Oakwood literary magazine

IAN LACK Lifestyles Reporter

Staff faces challenge of narrowing visual, literary art submissions

Oakwood Magazine is an annual literary magazine written and created by South Dakota State University students and faculty as well as the local Brookings community.

The magazine was started in 1976 under the name “Calliope” and has since then undergone many changes over the years but has emphasized the work put forth by student creators.

 Each spring, Oakwood is created and released by junior and senior students from varying majors. This staff began under the guidance of Assistant Professor Steven Wingate in the fall semester and started accepting submissions Jan. 11. They will continue to accept them until Jan. 31 with a possible extension.

The staff typically meets in an office space in the English department in the Pugsley building on a weekly basis. Becoming a part of the Oakwood staff counts toward credits like a formal class, so consequently, there are no returning staff members. Each year, a new rotation of students are tasked with creating the roughly 40-page magazine.

Works range from poetry to fiction and nonfiction. Graphic art and photography are also included. The works placed in the magazine result from submitted pieces to the staff for their approval. Staff members are tasked with narrowing down submissions to fit within the pages of the magazine. This year, the staff has received about 20 entries so far.

The magazine typically publishes about a third of the work submitted, Wingate, the editorial adviser, said.

In addition to teaching several classes on campus, Wingate has acted as an adviser for the student-run magazine since 2011. He has also worked with several publishing companies and acts as associate editor for Fiction Writers Review.

 Wingate affirms that he steps aside each year to allow students to put their own voice into the magazine.

“They do all of the editorial decision making—I stay out of that because I think it’s important for students to make those kind of decisions,” Wingate said. “One of the things that I’ve tried to do is make this a part of the English department’s curriculum so that students earn credits for this and get hands-on job experience.”


Wingate believes tha there is a high demand for students to be able to create as well as edit content for consumption in multiple fields of the job market.

Kendra Hinton, a junior English major and a staff contributor for Oakwood this year, said she has interests in publishing after graduating. She found out about the opportunity through 

“I thought that this would be a really good experience to be able to get a feel for the publishing world and see if this is something that I’d like to do,” Hinton said. “So far, I’m really liking it. I think it [Oakwood] gives people a chance and get published as well. I think it’s cool to be able to see your name and your work in something that’s been published.”

Hinton and the rest of the staff will be using the program Adobe InDesign to compile all of the submitted works into the glossed pages of the magazine, which is funded through the combined efforts of the Students’ Association and the university English Department.

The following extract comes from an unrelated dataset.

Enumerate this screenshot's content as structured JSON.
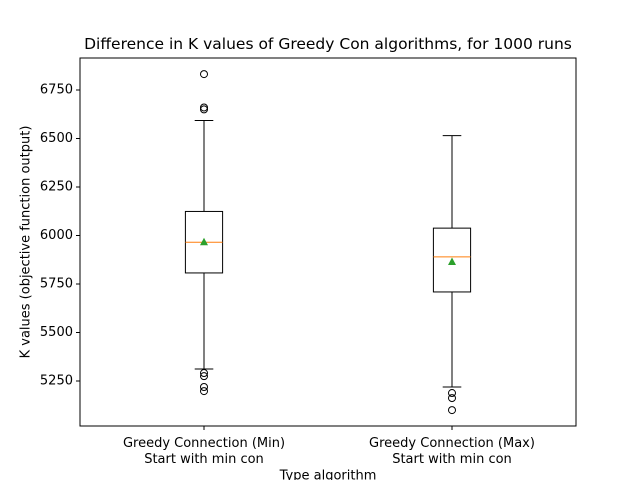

Because of this, the magazine is free to students and is distributed across campus.

However, not every university across the country is willing to fund a literary magazine. Alec Harvey acts as editorial adviser for The Auburn Circle, a biannual literary magazine at Auburn University in Alabama. While Harvey affirms that The Circle has always received abundant support from the university, he has noticed a distinct lack of university support for literacy in schools across the country.

“Just like the professional media world, the student-media world is struggling. I don’t think that this is a matter of academic or creative support from universities, but a matter of financial support,” Harvey said.

SDSU’s Oakwood Magazine is set to be released April 14 in correspondence with National Library Week. There will be a launch reading at Briggs Library where those who submitted work for the magazine are invited to read and talk about their work.